図:S&P500と金(ゴールド)の価格推移

出所:LBMAおよびQUICKのデータをもとに筆者作成

「株と金(ゴールド)は逆相関なのではないか」「両方上昇しているなんて、何かの間違いではないか」とご指摘があるかもしれません。しかし、どちらも上昇しています。

 株と金(ゴールド)の逆相関のほか、ドルと金(ゴールド)の逆相関、さらには「有事の金(ゴールド)買い」など、かつてもてはやされた金(ゴールド)関連の常識は、どこにいったのでしょうか。なくなってしまったのでしょうか。

 金(ゴールド)関連のテーマを「局面」と「時代」に分類わけると、過去の常識は生きていることがわかります。つまり、過去の常識は「局面」という局所的な場面で有効になる傾向がある、ということです。このため、先ほどの長期視点のグラフでかつての常識を確認しにくかったのです。
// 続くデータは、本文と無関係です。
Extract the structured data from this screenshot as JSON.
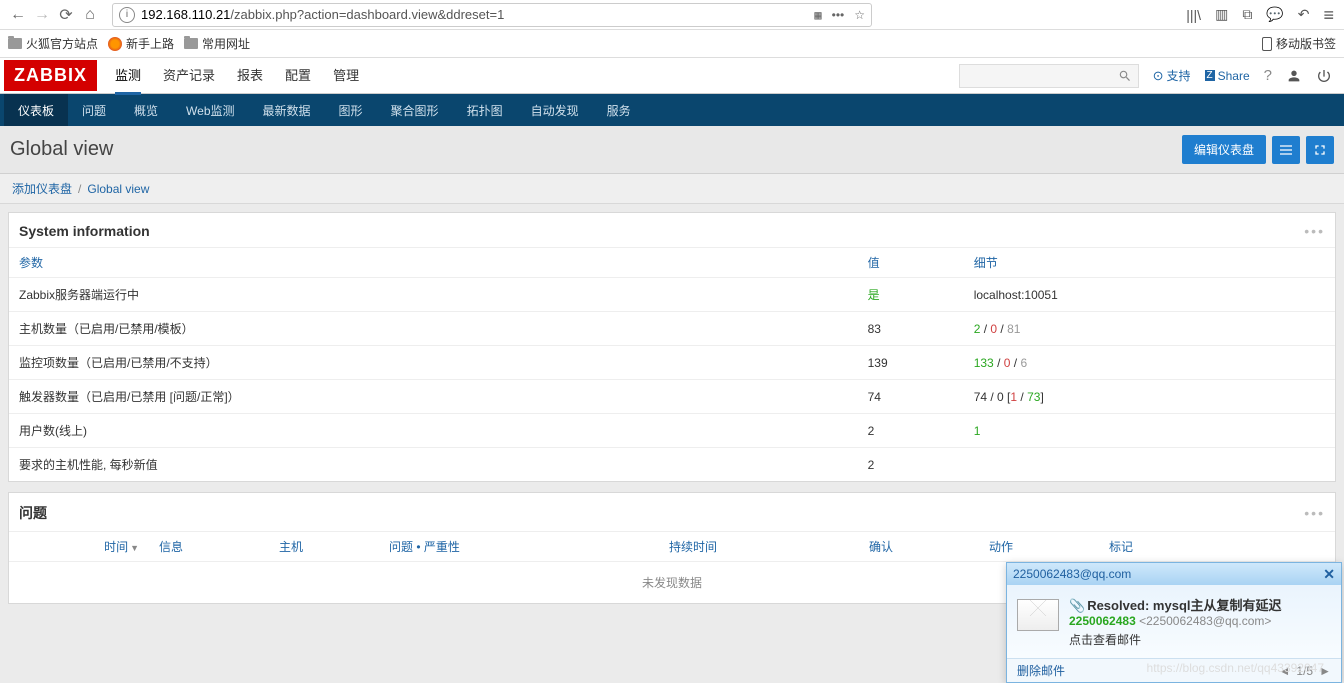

 以下は「局面」と「時代」にテーマを分けた図です。筆者がこれまで提唱してきた七つ(円建て金(ゴールド)の場合は、ドル/円を追加)です。有事ムード(戦争などの勃発時の資金の逃避先需要)、代替資産(株との逆相関)、代替資産(ドルとの逆相関)という過去の常識はいずれも「局面」に分類されます。

図:金(ゴールド)に関わる七つのテーマ(2024年9月時点)

出所:筆者作成

 そして、中長期のテーマである、中国・インドなどの宝飾需要、中央銀行、鉱山会社、超長期のテーマである見えないジレンマは、「時代」という長い時間軸に分類されます。

「局面」「時代」という表現は、先日、著名なエコノミストがドル/円相場の解説の際に述べておられたものです。それを見て、筆者はこれまで述べてきた七つのテーマにぴったりあてはまると感じ、本レポートで用いた次第です。

 この考え方は、ドル/円や金(ゴールド)だけでなく、あらゆる相場分析に有効であると考えます。「局面」「時代」のほか、「具体」「抽象」なども有効な分析の仕方であると考えます。